Starting a Butterfly Sanctuary
Starting a new butterfly farm?
To start developing a new ‘butterfly farm’ or ‘Sanctuary’ costs money and the need of expert information on butterfly species, breeding techniques of various butterfly species and their individual needs, plants for laying and other plants that each individual species will require to get its sustenance, such as nectar’s, salts and minerals to survive. A book by the author E. Whiteley ‘Farming with Butterflies’, published in 2006, comes highly recommended. The research and breeding of butterflies is perfected, providing detailed information about the butterfly’s life cycles, symbiotic relationships with spiders, ants and aphids. Much detail is given to the correct procedures in planting ones host plants with the correct ground substances, to emulate the original colonies of the plant’s environment, encouraging butterflies to build colonies through propagation of their own species in localized areas. Creating suitable environments similar to the habitats of various moth and butterfly species is essential and important for any butterfly species to adopt as the place in which it will propagate a new colony.
What’s the process?
The first thing to do is to establish the feasibility for starting a ‘butterfly farm’ or ’sanctuary’. Your local Municipality should have an environmental officer, who should be able to guide you in the right direction. If you have farm land or agricultural land available to you, then you would have to approach your local Traditional Council who will assist you in this regard. The next step is to identify all your indigenous vegetation from your alien vegetation. From this a detailed list of butterfly and moth species can be obtained for your local area. Then you contact a butterfly consultant, who will provide you with expert information of what you can or cannot do. This consultant will provide you with all the necessary documentation and bring your project to completion. A copy of butterfly/moth or host plant lists costs R 50.00 per list.

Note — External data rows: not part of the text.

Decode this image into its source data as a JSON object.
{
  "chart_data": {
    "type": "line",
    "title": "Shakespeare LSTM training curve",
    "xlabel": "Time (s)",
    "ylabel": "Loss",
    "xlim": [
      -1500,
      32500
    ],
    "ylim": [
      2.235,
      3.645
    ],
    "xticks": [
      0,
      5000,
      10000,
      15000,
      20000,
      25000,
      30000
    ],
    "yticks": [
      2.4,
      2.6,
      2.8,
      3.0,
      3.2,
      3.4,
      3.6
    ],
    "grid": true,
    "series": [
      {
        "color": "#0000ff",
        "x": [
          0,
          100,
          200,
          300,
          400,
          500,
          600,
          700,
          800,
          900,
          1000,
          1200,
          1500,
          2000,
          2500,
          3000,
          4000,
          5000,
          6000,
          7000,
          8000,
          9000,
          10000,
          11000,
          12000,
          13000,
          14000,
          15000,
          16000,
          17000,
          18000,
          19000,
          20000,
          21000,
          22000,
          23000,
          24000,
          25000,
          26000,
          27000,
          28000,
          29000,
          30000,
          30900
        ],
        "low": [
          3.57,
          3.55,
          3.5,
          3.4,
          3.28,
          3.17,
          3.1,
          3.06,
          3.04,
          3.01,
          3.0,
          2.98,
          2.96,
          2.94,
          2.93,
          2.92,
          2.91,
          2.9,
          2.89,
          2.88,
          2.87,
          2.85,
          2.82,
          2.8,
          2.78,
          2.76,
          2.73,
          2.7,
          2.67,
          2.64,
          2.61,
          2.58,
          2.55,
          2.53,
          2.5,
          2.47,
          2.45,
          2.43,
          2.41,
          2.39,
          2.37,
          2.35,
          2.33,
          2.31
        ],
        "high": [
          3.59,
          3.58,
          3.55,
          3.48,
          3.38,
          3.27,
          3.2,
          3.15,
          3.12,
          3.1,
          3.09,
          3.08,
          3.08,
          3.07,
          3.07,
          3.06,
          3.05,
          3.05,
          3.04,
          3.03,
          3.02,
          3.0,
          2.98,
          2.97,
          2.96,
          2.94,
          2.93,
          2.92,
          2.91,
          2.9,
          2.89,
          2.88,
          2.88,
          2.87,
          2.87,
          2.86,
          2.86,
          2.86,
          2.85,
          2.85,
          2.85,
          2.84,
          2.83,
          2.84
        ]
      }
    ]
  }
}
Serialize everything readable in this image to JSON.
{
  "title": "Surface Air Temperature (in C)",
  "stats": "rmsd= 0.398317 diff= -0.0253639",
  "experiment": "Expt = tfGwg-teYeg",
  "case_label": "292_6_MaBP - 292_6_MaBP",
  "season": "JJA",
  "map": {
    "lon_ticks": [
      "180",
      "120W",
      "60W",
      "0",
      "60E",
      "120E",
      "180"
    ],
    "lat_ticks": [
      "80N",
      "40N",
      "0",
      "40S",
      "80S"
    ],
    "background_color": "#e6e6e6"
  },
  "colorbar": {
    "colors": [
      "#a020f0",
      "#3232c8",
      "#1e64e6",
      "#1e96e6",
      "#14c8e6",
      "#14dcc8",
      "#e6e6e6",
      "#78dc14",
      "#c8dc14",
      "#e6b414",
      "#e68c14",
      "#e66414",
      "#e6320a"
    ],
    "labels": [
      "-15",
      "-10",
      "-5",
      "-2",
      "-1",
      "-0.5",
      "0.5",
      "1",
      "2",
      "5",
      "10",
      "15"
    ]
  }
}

A course is necessary to qualify you for the start of a ‘butterfly farm’ or ‘sanctuary’. Without this course, no support can be obtained from SABBA whatsoever.
Is it profitable?
Having a ‘butterfly farm’ or ‘sanctuary’ on a piece of land, with a tea garden and a small craft shop is a very lucrative business proposition. Entrance fees can be charged from as little as R40.00 to R75.00, depending on the variety of species you have available. Use a good name for the venture and depend on information provided to customers, preferably through a trained tour guide. The standard and accessibility of the site is vital to your visitors. Photographers and ‘butterfly enthusiasts’ are the first of your customers, followed by the intrigued public. Don’t forget advertising. On request, other ‘butterfly farms’ or ‘sanctuaries’ can be linked to this website to enhance your publicity.